This August, a new apartment complex called Creekwalk Commons opened up right across from the Nancy Cantor Warehouse, where many Syracuse University students attend classes in art-based programs. Creekwalk Commons is a 75-room facility located on the Onondaga Creekwalk that is marketed as predominantly student housing.

“We thought there would be an interest in students who perhaps maybe came from a larger, metropolitan area or perhaps from a different country who were used to living in an urban setting that would have that option,” said Jim Breuer, president of Heuber-Breuer Construction Company, which developed Creekwalk Commons.



Though the complex is marketed toward students, some of the tenants are professors or other adults, many of them from local universities, said Brad Stalter, the property manager at Creekwalk Commons.

Yenny Shin is a fifth year industrial and interaction design student who lives in Creekwalk Commons. She says that since she takes many classes at the Warehouse, the convenient location of Creekwalk Commons is her favorite part about living downtown.

Jefferson Towers and Madison Towers in Presidential Plaza are also popular destinations for student housing. Though some are more populated by students than others, most downtown buildings have at least a few students from area universities in their buildings, Romeo said.

Safety is also something that students like Fletchall, a second year graduate student in communication and rhetorical studies, are taking into consideration.

“You have to go through three locked doors before you get to my apartment door,” Fletchall said. “I’ve had friends who live on campus who have walked into their basements to do laundry and have found that their roommates left the place unlocked and there’s somebody in their basement.”

Having everything in one place also takes transportation out of the equation, as it’s easy to walk around downtown. Most of the bars, restaurants and galleries that Fletchall frequents are within walking distance of his apartment.  He said he rarely uses his car, except to go grocery shopping.

Camille Wagner, a junior political science and communications major, lives on the corner of Fayette and Warren streets. She likes the independence that living downtown offers.

“It preps you more for the real world and you are surrounded by people who work, you are surrounded by offices,” Wagner said. “So I feel like it takes you away from the whole ‘I’m a college kid’ and makes you more of ‘OK I’m an adult.’”

Miles Ray, another fifth year industrial design student, added that living across from City Hall on Montgomery Street has given him an opportunity to make potential business contacts with professionals he meets downtown.

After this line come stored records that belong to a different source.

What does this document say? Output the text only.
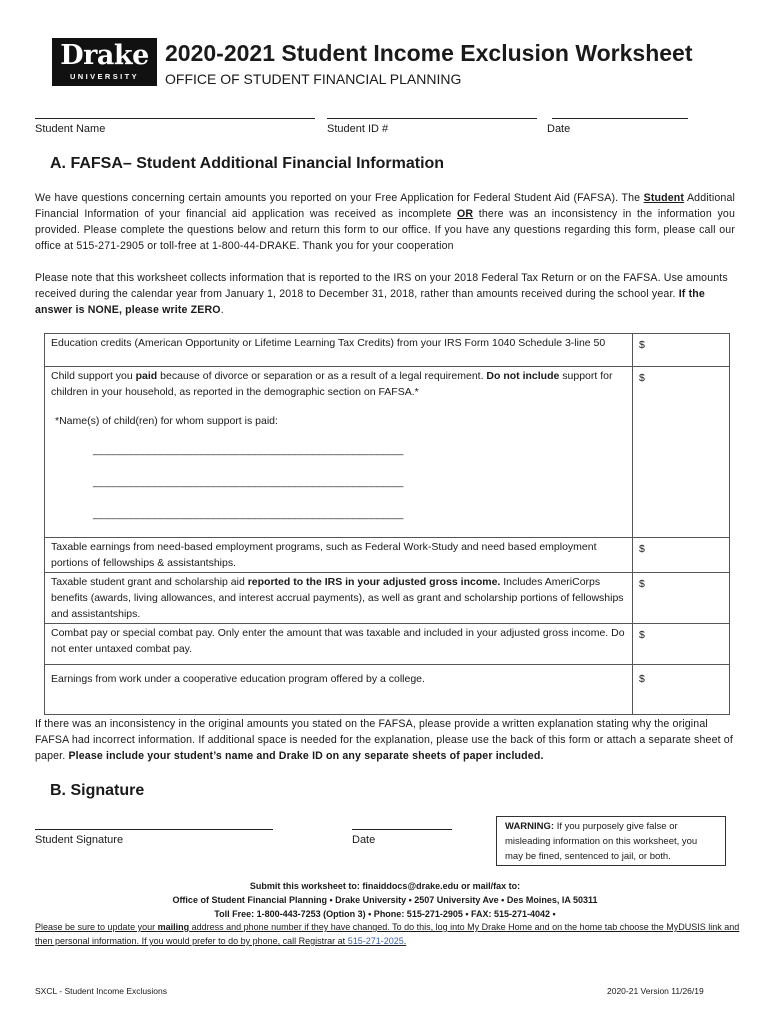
Drake
UNIVERSITY
2020-2021 Student Income Exclusion Worksheet
OFFICE OF STUDENT FINANCIAL PLANNING
Student Name	Student ID #	Date
A. FAFSA– Student Additional Financial Information
We have questions concerning certain amounts you reported on your Free Application for Federal Student Aid (FAFSA). The Student Additional Financial Information of your financial aid application was received as incomplete OR there was an inconsistency in the information you provided. Please complete the questions below and return this form to our office. If you have any questions regarding this form, please call our office at 515-271-2905 or toll-free at 1-800-44-DRAKE. Thank you for your cooperation
Please note that this worksheet collects information that is reported to the IRS on your 2018 Federal Tax Return or on the FAFSA. Use amounts received during the calendar year from January 1, 2018 to December 31, 2018, rather than amounts received during the school year. If the answer is NONE, please write ZERO.
Education credits (American Opportunity or Lifetime Learning Tax Credits) from your IRS Form 1040 Schedule 3-line 50	$

Child support you paid because of divorce or separation or as a result of a legal requirement. Do not include support for children in your household, as reported in the demographic section on FAFSA.*
*Name(s) of child(ren) for whom support is paid:
_____________________________________________________
_____________________________________________________
_____________________________________________________	$
Taxable earnings from need-based employment programs, such as Federal Work-Study and need based employment portions of fellowships & assistantships.	$
Taxable student grant and scholarship aid reported to the IRS in your adjusted gross income. Includes AmeriCorps benefits (awards, living allowances, and interest accrual payments), as well as grant and scholarship portions of fellowships and assistantships.	$
Combat pay or special combat pay. Only enter the amount that was taxable and included in your adjusted gross income. Do not enter untaxed combat pay.	$
Earnings from work under a cooperative education program offered by a college.	$
If there was an inconsistency in the original amounts you stated on the FAFSA, please provide a written explanation stating why the original FAFSA had incorrect information. If additional space is needed for the explanation, please use the back of this form or attach a separate sheet of paper. Please include your student’s name and Drake ID on any separate sheets of paper included.
B. Signature
Student Signature	Date
WARNING: If you purposely give false or misleading information on this worksheet, you may be fined, sentenced to jail, or both.
Submit this worksheet to: finaiddocs@drake.edu or mail/fax to:
Office of Student Financial Planning • Drake University • 2507 University Ave • Des Moines, IA 50311
Toll Free: 1-800-443-7253 (Option 3) • Phone: 515-271-2905 • FAX: 515-271-4042 •
Please be sure to update your mailing address and phone number if they have changed. To do this, log into My Drake Home and on the home tab choose the MyDUSIS link and then personal information. If you would prefer to do by phone, call Registrar at 515-271-2025.
SXCL - Student Income Exclusions	2020-21 Version 11/26/19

“I’ve made a few connections businesswise with people I would’ve never come across,” Ray said. “I think it’s nice to get away from just Syracuse college students all the time, to meet other people, it’s good in the sense of professional connections.”

Not enough SU students take advantage of what downtown has to offer, Fletchall said, despite how easy it is to get downtown with the free Connective Corridor buses.

Linda Dickerson Hartsock, director of the Syracuse University Office of Community Engagement and Economic Development, said in an email that ridership on the Connective Corridor is growing. The bus service from campus to downtown provided more than 200,000 rides last year. In addition to more students commuting between the Hill and downtown, Hartsock said faculty has been using the Connective Corridor to take classes downtown for projects.

Downtown residential neighborhoods have been growing quickly in recent years, said Romeo, of the Downtown Syracuse Committee. She said there has been a lot of interest in downtown, especially from “empty nesters” and young professionals.

Romeo said she thinks the city is a good place for students because it provides the best of both worlds.

“Sometimes when you’re living in an area that’s either on-campus housing or is very close to the university you’re going to, you have a little bit more of an insular experience because you’re around people that are associated with where you go to school all of the time,” Romeo said. “But for people that live downtown, they have a much broader range of people that they’re getting to interact with.”